I all, I'm new here ! My husband and I will be moving to Melbourne in January with our two boys 8&9. I will be working in bayside . Was just looking for best schools in this area and best( not too expensive) place to live ...any suggestions??


----------



## Investment Guru (Jul 14, 2011)

Any ideas on how much is not expensive? it will really shorten the lists 
Best to you and the move. Wonderful area for your boys maybe near sports facilities?

cheers


----------



## mol12 (Oct 11, 2011)

Thanks  yes I was a bit vague!! We have been looking at oakleigh as impressed by oakleigh primary school!? Our budget could probably stretch to about 400 per week rent... Is it a family friendly place to live?


----------



## bsanor (May 19, 2011)

mol12 said:


> Thanks  yes I was a bit vague!! We have been looking at oakleigh as impressed by oakleigh primary school!? Our budget could probably stretch to about 400 per week rent... Is it a family friendly place to live?


Cheltenham is nice and close to shopping, buses, and train.


----------



## Hock Siew (Mar 6, 2010)

bsanor said:


> Cheltenham is nice and close to shopping, buses, and train.


Dear Bsanor,

I am looking at living in the Cheltenham area as well. However, I understand that areas close to the beach are generally more expensive. Certainly, the prices of houses seem to be higher. Not sure about rental.

Rgds,
Hock Siew


----------



## Hock Siew (Mar 6, 2010)

Dear Mol 12,

Welcome to Melbourne!

I`m new here myself having arrived here in June this year. So I`m really only starting to get familiar with the city myself 

Which part of Bayside will you be working in? And also where will your husband be working? I guess you don`t want to find a home too far from your working places either.

Rgds,
Hock Siew


----------



## alvinmoe (Jul 21, 2010)

*Oakleigh*

I went to look at Preston street rental. You could rent a 3 bedroom (unit) with 450/ week. I think it is quiet and family friendly. I have seen families cycling in the area and a couple of kids. There is cafe nearby and a couple of shops near Oakleigh train station. Train connection is good but not as fast as other areas.

Pls check Metrolink or Yarra trams websites to check commuting distance to your work.



mol12 said:


> Thanks  yes I was a bit vague!! We have been looking at oakleigh as impressed by oakleigh primary school!? Our budget could probably stretch to about 400 per week rent... Is it a family friendly place to live?


----------



## David786 (Dec 19, 2011)

Hello To all,

I agree with Alvin.


> I think it is quiet and family friendly. I have seen families cycling in the area and a couple of kids. There is cafe nearby and a couple of shops near Oakleigh train station. Train connection is good but not as fast as other areas.


I suggest Too, that is Great Living Area For Families and I hope you would be happy with this


----------



## Nelly87 (Jul 3, 2011)

Some might disagree because it has good and bad areas, but I am loving Melton. Some parts of Melton are perfect for young families - safe and quite affordable and not too far from anything, others are a bit more... dodgy?

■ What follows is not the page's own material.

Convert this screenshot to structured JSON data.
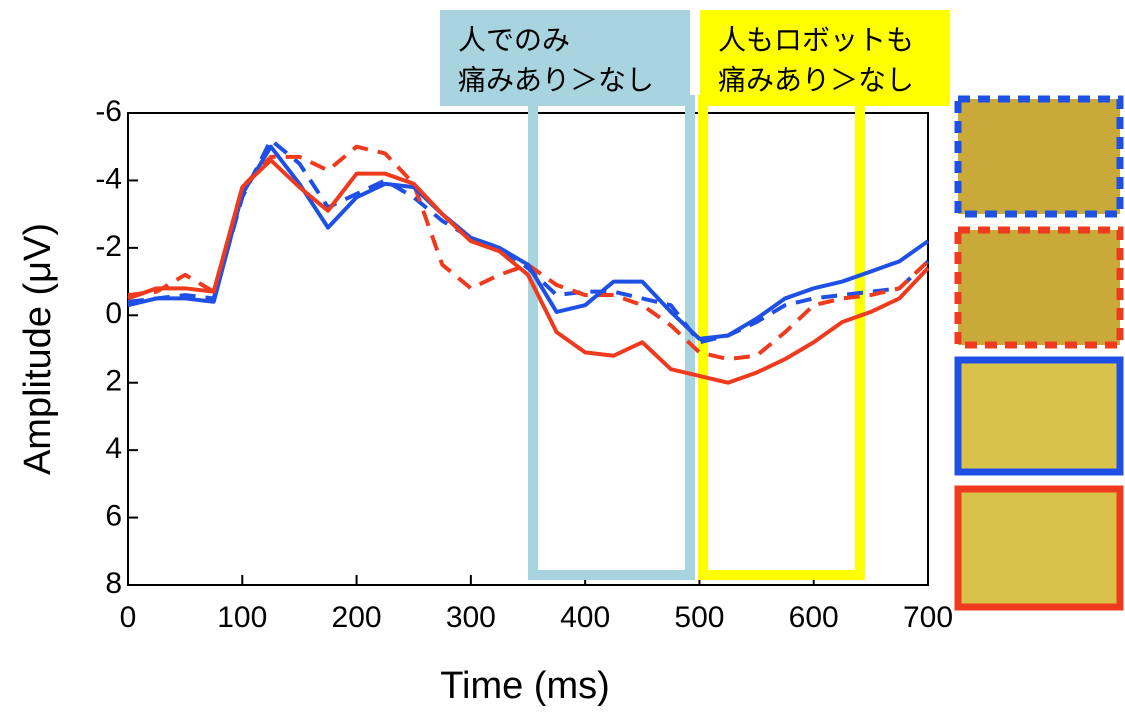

Do you know any locals in the Melbourne area? They might be able to advise you as well, as I've found that the only way to figure it out here is through personal experience. Areas can look lovely in pictures or can be described wonderfully online but only the people who live there know if it's a good place to raise kids. I've also seen dodgy looking places that were actually (according to locals) perfectly safe and nice enough.

I must admit I know nothing about schools or even the distance to Bayside honestly (I've been here for 2 weeks now, haha, but living with the inlaws who have lived here for ages). All I know is I wouldn't mind living in this area. I do know it takes about an hour for us to get to St Kilda, hahaha. Just another 2 cents, I hope it does help a bit.


----------



## james12 (Feb 8, 2012)

Caufield Grammar School , Melboune Grammar School are the best that i know


----------